# What is your favorite shampoo?



## Sam375 (Feb 2, 2009)

Hi-
I was going to try a few threads to help some of the newer owners (me included) that have not yet gone through all the shampoos/conditioners. 

:bathbabylease tell the following.

Which products?

What type(s) of coat on your Hav?


you like the results?

Why?


----------



## imamurph (Apr 15, 2008)

I use all EQyss products: the Premier shampoo & conditioner, Avacado mist, and Survivor
detangler

Sophie has fine hair, and the Survivor dangler has given her coat more body
Gabriel has ALOT of cottony hair and all the Eqyss products are also great on his coat


----------



## Sam375 (Feb 2, 2009)

Does it help with the frizzies-poofiness on the cotton?


----------



## imamurph (Apr 15, 2008)

The premier conditioner does, and doesn't weigh the coat down. I use the Avacado mist before brushing and that also works well...the Survivor has to be used in pea size amounts and I just pat it into the hair..it's a graet detangler, but has to be used very sparsly!


----------



## marjrc (Jan 13, 2007)

Just to let some of you know, there are many other threads on this subject you might want to check out.

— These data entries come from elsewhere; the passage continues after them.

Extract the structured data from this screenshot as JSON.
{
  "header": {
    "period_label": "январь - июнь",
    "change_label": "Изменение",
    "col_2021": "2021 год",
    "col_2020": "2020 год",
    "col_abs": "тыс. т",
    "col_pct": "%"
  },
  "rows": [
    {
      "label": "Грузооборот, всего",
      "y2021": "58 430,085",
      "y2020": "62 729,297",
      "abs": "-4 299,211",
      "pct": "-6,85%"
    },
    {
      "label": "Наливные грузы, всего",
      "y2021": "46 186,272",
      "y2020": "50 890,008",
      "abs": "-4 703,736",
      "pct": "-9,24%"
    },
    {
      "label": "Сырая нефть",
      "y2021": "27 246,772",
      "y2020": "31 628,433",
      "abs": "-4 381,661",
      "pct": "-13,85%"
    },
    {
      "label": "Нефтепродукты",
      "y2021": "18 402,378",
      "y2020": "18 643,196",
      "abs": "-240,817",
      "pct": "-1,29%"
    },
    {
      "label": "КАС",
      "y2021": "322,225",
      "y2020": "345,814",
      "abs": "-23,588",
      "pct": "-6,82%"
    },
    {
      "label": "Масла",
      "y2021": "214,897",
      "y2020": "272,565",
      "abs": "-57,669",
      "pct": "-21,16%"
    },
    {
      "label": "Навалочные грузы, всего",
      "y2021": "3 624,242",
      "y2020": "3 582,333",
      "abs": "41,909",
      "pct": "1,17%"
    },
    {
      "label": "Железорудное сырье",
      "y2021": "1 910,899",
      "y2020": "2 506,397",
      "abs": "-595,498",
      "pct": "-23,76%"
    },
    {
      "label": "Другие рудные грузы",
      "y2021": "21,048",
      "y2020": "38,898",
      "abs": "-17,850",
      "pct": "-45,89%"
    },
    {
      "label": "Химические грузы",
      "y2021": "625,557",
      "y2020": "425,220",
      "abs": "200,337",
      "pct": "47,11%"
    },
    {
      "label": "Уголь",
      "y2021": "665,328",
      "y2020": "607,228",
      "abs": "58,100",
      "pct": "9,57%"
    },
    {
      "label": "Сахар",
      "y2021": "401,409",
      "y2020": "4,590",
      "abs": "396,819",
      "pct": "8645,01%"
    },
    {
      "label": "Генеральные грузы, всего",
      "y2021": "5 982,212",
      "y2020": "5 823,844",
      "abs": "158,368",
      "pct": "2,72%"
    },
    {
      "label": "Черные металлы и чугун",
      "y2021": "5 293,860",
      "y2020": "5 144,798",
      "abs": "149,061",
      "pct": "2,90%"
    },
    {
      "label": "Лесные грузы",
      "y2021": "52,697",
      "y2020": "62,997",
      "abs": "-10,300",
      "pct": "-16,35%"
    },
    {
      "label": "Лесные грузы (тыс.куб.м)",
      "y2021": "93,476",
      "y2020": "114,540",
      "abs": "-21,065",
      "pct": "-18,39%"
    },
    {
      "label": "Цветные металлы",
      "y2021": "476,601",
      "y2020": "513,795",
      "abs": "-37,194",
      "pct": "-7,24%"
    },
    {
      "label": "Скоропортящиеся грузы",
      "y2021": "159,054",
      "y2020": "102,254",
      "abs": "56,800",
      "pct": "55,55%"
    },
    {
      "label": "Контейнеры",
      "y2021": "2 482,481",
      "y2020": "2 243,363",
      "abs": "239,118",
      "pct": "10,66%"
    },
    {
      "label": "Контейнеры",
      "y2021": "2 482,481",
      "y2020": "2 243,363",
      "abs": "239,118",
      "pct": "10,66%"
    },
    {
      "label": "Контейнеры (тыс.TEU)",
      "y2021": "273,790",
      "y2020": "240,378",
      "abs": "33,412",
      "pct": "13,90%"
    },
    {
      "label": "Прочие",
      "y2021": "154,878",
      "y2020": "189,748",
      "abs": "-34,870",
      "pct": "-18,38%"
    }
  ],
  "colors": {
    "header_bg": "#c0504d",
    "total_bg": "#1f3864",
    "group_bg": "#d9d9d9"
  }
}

This one might help: http://havaneseforum.com/showthread.php?t=5758&highlight=shampoo

One on Plum Silky: http://havaneseforum.com/showthread.php?t=8868&highlight=shampoo

Favorite shampoo?: http://havaneseforum.com/showthread.php?t=7918&highlight=shampoo

Isle of Dog products: http://havaneseforum.com/showthread.php?t=5180&highlight=shampoo

Anyway... just an example. If you look through this Grooming section, you will find answers to many of your questions - not just yours, Sam375, but anyones' questions, including the types of coats members' Havs have. That's a common question/concern too! lol

One can "bump" older threads with a post so that the discussion can be renewed or continued.

Hope that helps!


----------



## Sam375 (Feb 2, 2009)

hi-
The links are good, but they are usually very long and go off topic, just thought it would be beneficial to have some threads with some shorter more specific responses. Sort of quick threads.


----------